Columnistas

Los desvergonzados
Autor: Hernán Mira
20 de Marzo de 2015


“Los corruptos no sienten vergüenza y tampoco la ley les merece respeto”. Victoria Camps.

El abominable episodio protagonizado por el magistrado Jorge Pretelt, como actor principal en la Corte Constitucional, ha mostrado muy claro ahora el nivel de desvergüenza y la cantidad de desvergonzados que se mueven en el país y a los niveles más altos. Inicialmente aparecieron como implicados Pretelt y el abogado barranquillero Víctor Pacheco, pero en seguida aparecieron en escena el exmagistrado Rodrigo Escobar Gil y, más recientemente, el abogado y gran “superestrella” de los medios, Abelardo de la Espriella, que sí ha puesto un record muy alto y no tan fácil de superar en la desvergüenza.


De la Espriella, como bien se sabe, fue escogido como su abogado defensor por Pretelt, Dios los cría y ellos se juntan, se dice, aunque para el caso seguramente fue el demonio. Para empezar, Abelardo, dijo a  Noticias Uno cuando le preguntaron por una acusación que le hizo el paramilitar alias “El Tuso” Sierra, en declaración judicial en el 2010, de haberles pedido a los paramilitares 4 millones de dólares para sacarles adelante una tutela en la Corte Constitucional que así él cuadraba, respondió  con todo cinismo y desparpajo: “supongamos que es cierto que yo les cobré (ese dinero) si eso fuera así ¿cuál es el problema?” Este sí que es un caradura –“que no tiene vergüenza”, según el Drae- de lo más granado.


Ahí no paran, ni creo que vayan a parar, las exhibiciones, el derroche y alarde de desvergüenza de De la Espriella. A los pocos días sale a decir: “la ética no tiene nada que ver con el derecho”. Hasta bueno que lo haya dicho así de claro, para que sepamos a que atenernos. Algo que seguramente no le importó al magistrado Pretelt al escogerlo como su abogado defensor. Porque si este magistrado que, además, no renuncia a su cargo como debería para paliar mínimamente la maltrecha Corte, acoge a Abelardo como su defensor, muestra con claridad que estas andanzas non sanctas y endemoniadas de este abogado, tampoco han hecho sonrojar mucho a la Corte. “Dime con quien andas y te diré quien eres” dice el sabio refrán.

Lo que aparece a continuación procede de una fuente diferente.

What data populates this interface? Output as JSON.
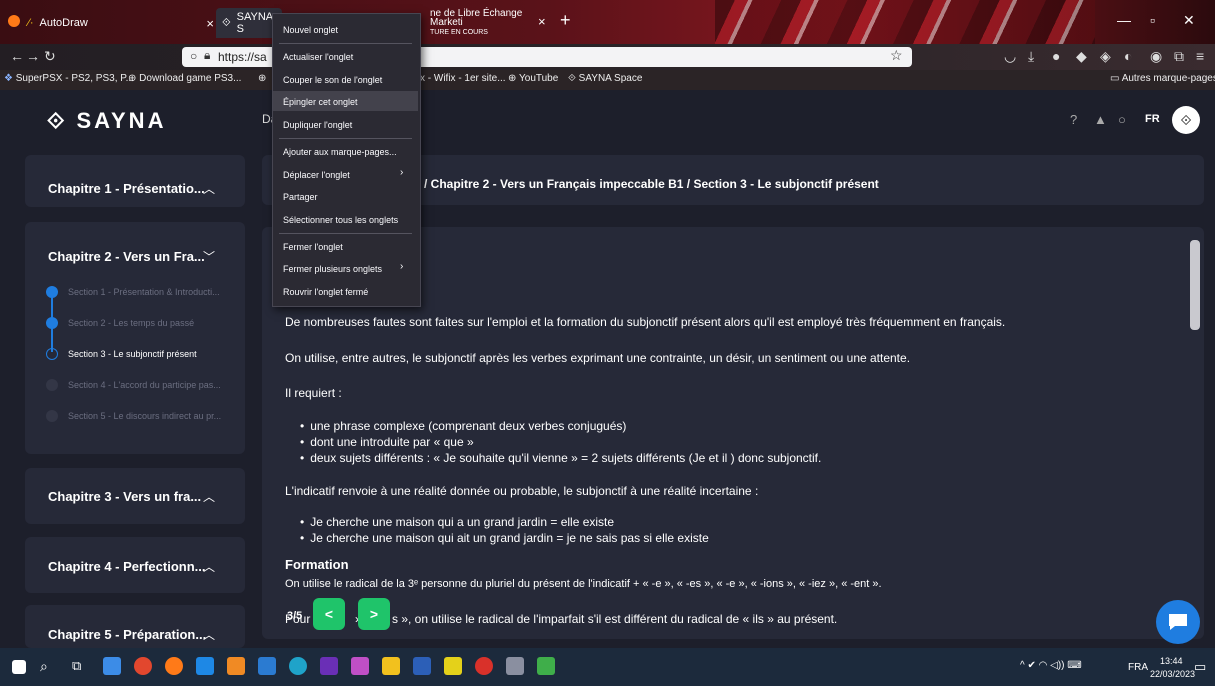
{
  "browser": {
    "tabs": [
      {
        "title": "AutoDraw",
        "close": "×"
      },
      {
        "title": "SAYNA S"
      },
      {
        "title": "ne de Libre Échange Marketi",
        "subtitle": "TURE EN COURS",
        "close": "×"
      }
    ],
    "new_tab": "+",
    "url": "https://sa",
    "bookmarks": [
      "SuperPSX - PS2, PS3, P...",
      "Download game PS3...",
      "x - Wifix - 1er site...",
      "YouTube",
      "SAYNA Space"
    ],
    "other_bookmarks": "Autres marque-pages"
  },
  "context_menu": {
    "items": [
      "Nouvel onglet",
      "Actualiser l'onglet",
      "Couper le son de l'onglet",
      "Épingler cet onglet",
      "Dupliquer l'onglet",
      "Ajouter aux marque-pages...",
      "Déplacer l'onglet",
      "Partager",
      "Sélectionner tous les onglets",
      "Fermer l'onglet",
      "Fermer plusieurs onglets",
      "Rouvrir l'onglet fermé"
    ],
    "highlighted": "Épingler cet onglet"
  },
  "header": {
    "logo": "SAYNA",
    "nav_partial": "Da",
    "lang": "FR"
  },
  "sidebar": {
    "chapters": [
      {
        "title": "Chapitre 1 - Présentatio...",
        "chevron": "^"
      },
      {
        "title": "Chapitre 2 - Vers un Fra...",
        "chevron": "v"
      },
      {
        "title": "Chapitre 3 - Vers un fra...",
        "chevron": "^"
      },
      {
        "title": "Chapitre 4 - Perfectionn...",
        "chevron": "^"
      },
      {
        "title": "Chapitre 5 - Préparation...",
        "chevron": "^"
      }
    ],
    "sections": [
      {
        "label": "Section 1 - Présentation & Introducti...",
        "state": "done"
      },
      {
        "label": "Section 2 - Les temps du passé",
        "state": "done"
      },
      {
        "label": "Section 3 - Le subjonctif présent",
        "state": "current"
      },
      {
        "label": "Section 4 - L'accord du participe pas...",
        "state": "todo"
      },
      {
        "label": "Section 5 - Le discours indirect au pr...",
        "state": "todo"
      }
    ]
  },
  "breadcrumb": "/ Chapitre 2 - Vers un Français impeccable B1 / Section 3 - Le subjonctif présent",
  "content": {
    "p1": "De nombreuses fautes sont faites sur l'emploi et la formation du subjonctif présent alors qu'il est employé très fréquemment en français.",
    "p2": "On utilise, entre autres, le subjonctif après les verbes exprimant une contrainte, un désir, un sentiment ou une attente.",
    "p3": "Il requiert :",
    "list1": [
      "une phrase complexe (comprenant deux verbes conjugués)",
      "dont une introduite par « que »",
      "deux sujets différents : « Je souhaite qu'il vienne » = 2 sujets différents (Je et il ) donc subjonctif."
    ],
    "p4": "L'indicatif renvoie à une réalité donnée ou probable, le subjonctif à une réalité incertaine :",
    "list2": [
      "Je cherche une maison qui a un grand jardin = elle existe",
      "Je cherche une maison qui ait un grand jardin = je ne sais pas si elle existe"
    ],
    "formation_title": "Formation",
    "p5": "On utilise le radical de la 3ᵉ personne du pluriel du présent de l'indicatif + « -e », « -es », « -e », « -ions », « -iez », « -ent ».",
    "p6_start": "Pour «",
    "p6_mid": "» e",
    "p6_end": "s », on utilise le radical de l'imparfait s'il est différent du radical de « ils » au présent.",
    "pager": "3/5",
    "prev": "<",
    "next": ">"
  },
  "taskbar": {
    "lang": "FRA",
    "time": "13:44",
    "date": "22/03/2023"
  }
}
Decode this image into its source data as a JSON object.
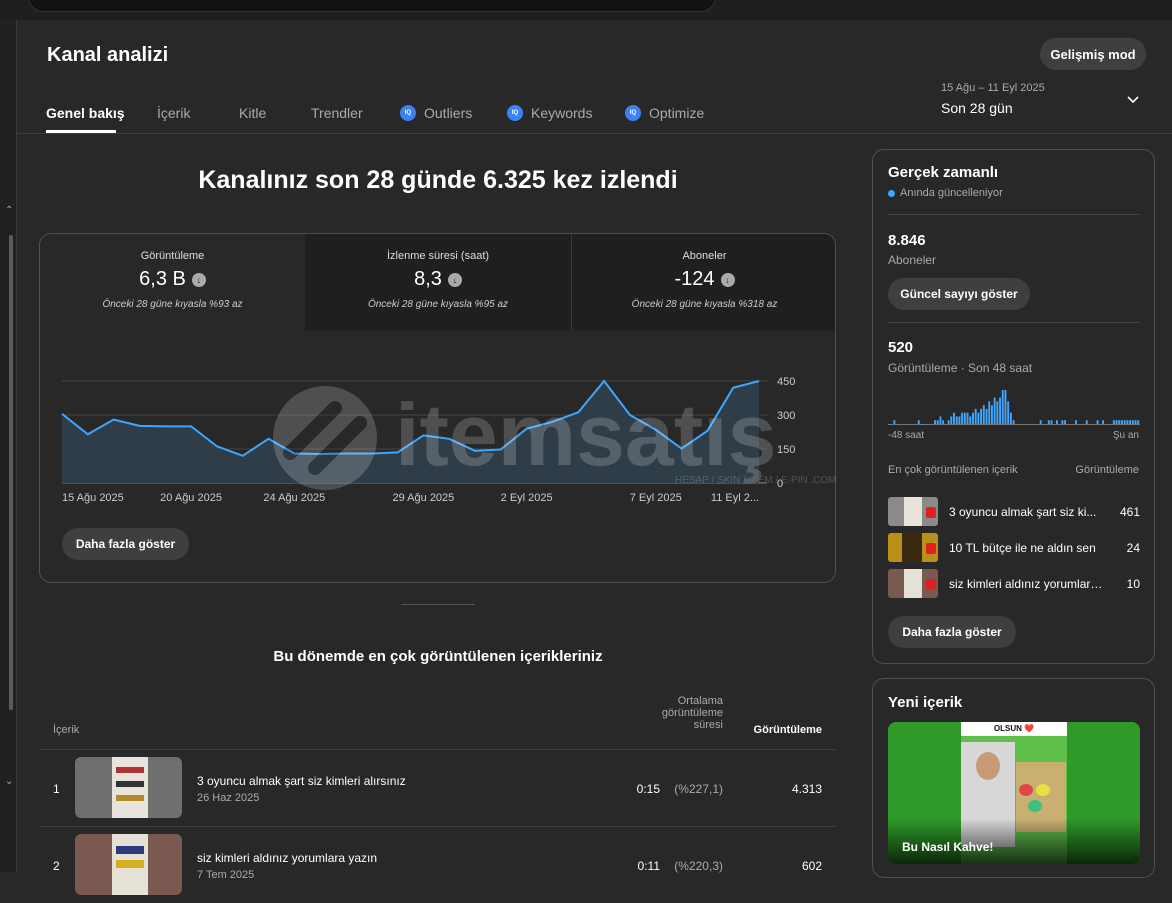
{
  "header": {
    "title": "Kanal analizi",
    "advanced_mode": "Gelişmiş mod",
    "tabs": [
      {
        "label": "Genel bakış"
      },
      {
        "label": "İçerik"
      },
      {
        "label": "Kitle"
      },
      {
        "label": "Trendler"
      },
      {
        "label": "Outliers",
        "badge": "IQ"
      },
      {
        "label": "Keywords",
        "badge": "IQ"
      },
      {
        "label": "Optimize",
        "badge": "IQ"
      }
    ],
    "date_range": "15 Ağu – 11 Eyl 2025",
    "date_label": "Son 28 gün"
  },
  "overview": {
    "headline": "Kanalınız son 28 günde 6.325 kez izlendi",
    "metrics": [
      {
        "label": "Görüntüleme",
        "value": "6,3 B",
        "compare": "Önceki 28 güne kıyasla %93 az"
      },
      {
        "label": "İzlenme süresi (saat)",
        "value": "8,3",
        "compare": "Önceki 28 güne kıyasla %95 az"
      },
      {
        "label": "Aboneler",
        "value": "-124",
        "compare": "Önceki 28 güne kıyasla %318 az"
      }
    ],
    "more_button": "Daha fazla göster"
  },
  "chart_data": {
    "type": "area",
    "x": [
      "15 Ağu 2025",
      "16 Ağu",
      "17 Ağu",
      "18 Ağu",
      "19 Ağu",
      "20 Ağu 2025",
      "21 Ağu",
      "22 Ağu",
      "23 Ağu",
      "24 Ağu 2025",
      "25 Ağu",
      "26 Ağu",
      "27 Ağu",
      "28 Ağu",
      "29 Ağu 2025",
      "30 Ağu",
      "31 Ağu",
      "1 Eyl",
      "2 Eyl 2025",
      "3 Eyl",
      "4 Eyl",
      "5 Eyl",
      "6 Eyl",
      "7 Eyl 2025",
      "8 Eyl",
      "9 Eyl",
      "10 Eyl",
      "11 Eyl 2025"
    ],
    "x_tick_labels": [
      "15 Ağu 2025",
      "20 Ağu 2025",
      "24 Ağu 2025",
      "29 Ağu 2025",
      "2 Eyl 2025",
      "7 Eyl 2025",
      "11 Eyl 2..."
    ],
    "x_tick_index": [
      0,
      5,
      9,
      14,
      18,
      23,
      27
    ],
    "values": [
      305,
      215,
      280,
      252,
      250,
      250,
      162,
      120,
      195,
      130,
      128,
      130,
      130,
      135,
      210,
      195,
      142,
      148,
      240,
      270,
      312,
      450,
      300,
      235,
      152,
      230,
      420,
      450
    ],
    "y_ticks": [
      "450",
      "300",
      "150",
      "0"
    ],
    "ylim": [
      0,
      450
    ],
    "colors": {
      "line": "#3ea6ff",
      "fill": "#2f3d48"
    }
  },
  "top_content": {
    "title": "Bu dönemde en çok görüntülenen içerikleriniz",
    "headers": {
      "content": "İçerik",
      "avg_line1": "Ortalama",
      "avg_line2": "görüntüleme",
      "avg_line3": "süresi",
      "views": "Görüntüleme"
    },
    "rows": [
      {
        "rank": "1",
        "title": "3 oyuncu almak şart siz kimleri alırsınız",
        "date": "26 Haz 2025",
        "avg": "0:15",
        "pct": "(%227,1)",
        "views": "4.313"
      },
      {
        "rank": "2",
        "title": "siz kimleri aldınız yorumlara yazın",
        "date": "7 Tem 2025",
        "avg": "0:11",
        "pct": "(%220,3)",
        "views": "602"
      }
    ]
  },
  "realtime": {
    "title": "Gerçek zamanlı",
    "live": "Anında güncelleniyor",
    "subscribers_value": "8.846",
    "subscribers_label": "Aboneler",
    "show_count_button": "Güncel sayıyı göster",
    "views_value": "520",
    "views_label": "Görüntüleme · Son 48 saat",
    "axis_left": "-48 saat",
    "axis_right": "Şu an",
    "bars": [
      0,
      0,
      1,
      0,
      0,
      0,
      0,
      0,
      0,
      0,
      0,
      1,
      0,
      0,
      0,
      0,
      0,
      1,
      1,
      2,
      1,
      0,
      1,
      2,
      3,
      2,
      2,
      3,
      3,
      3,
      2,
      3,
      4,
      3,
      4,
      5,
      4,
      6,
      5,
      7,
      6,
      7,
      9,
      9,
      6,
      3,
      1,
      0,
      0,
      0,
      0,
      0,
      0,
      0,
      0,
      0,
      1,
      0,
      0,
      1,
      1,
      0,
      1,
      0,
      1,
      1,
      0,
      0,
      0,
      1,
      0,
      0,
      0,
      1,
      0,
      0,
      0,
      1,
      0,
      1,
      0,
      0,
      0,
      1,
      1,
      1,
      1,
      1,
      1,
      1,
      1,
      1,
      1
    ],
    "top_header_left": "En çok görüntülenen içerik",
    "top_header_right": "Görüntüleme",
    "top_items": [
      {
        "title": "3 oyuncu almak şart siz ki...",
        "views": "461"
      },
      {
        "title": "10 TL bütçe ile ne aldın sen",
        "views": "24"
      },
      {
        "title": "siz kimleri aldınız yorumlara ...",
        "views": "10"
      }
    ],
    "more_button": "Daha fazla göster"
  },
  "new_content": {
    "title": "Yeni içerik",
    "video_title": "Bu Nasıl Kahve!",
    "overlay_text": "OLSUN ❤️"
  },
  "watermark": {
    "brand": "itemsatış",
    "tagline": "HESAP / SKIN / ITEM / E-PIN .COM"
  }
}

La nuestra es una sociedad con muchos  desvergonzados, gente que ha perdido la vergüenza, donde si no se llega a una condena judicial, no aparecen los sentimientos de culpa y esto es diluir la moral en el derecho, dice Camps. Como si la ética fuera algo superfluo  y el único límite  entre el bien y el mal fuera la ley. La corrupción es ilegal e inmoral, esto último es lo que pasan por encima muchos, como De la Espriella, Pretelt y tantos otros, y se la juegan a diario para que no los descubran y denuncien penalmente. Como anota Camps: “el corrupto no se avergüenza porque no se identifica con la moral;  tampoco con la ley, de ahí que busque evitarla”.


En los casos de corrupción nadie renuncia, no se avergüenzan de lo hecho, no se confiesan las faltas y todo se deja a un proceso judicial donde, como se sabe y más aquí con una Comisión de Acusaciones (absoluciones) donde el presidente, Julián Bedoya, no es abogado, fácilmente se manipulan u ocultan las pruebas. ¡Ay país, país, país!


CODA. Bienvenida la Comisión Asesora de Paz que se nombró. La paz es de todos los ciudadanos.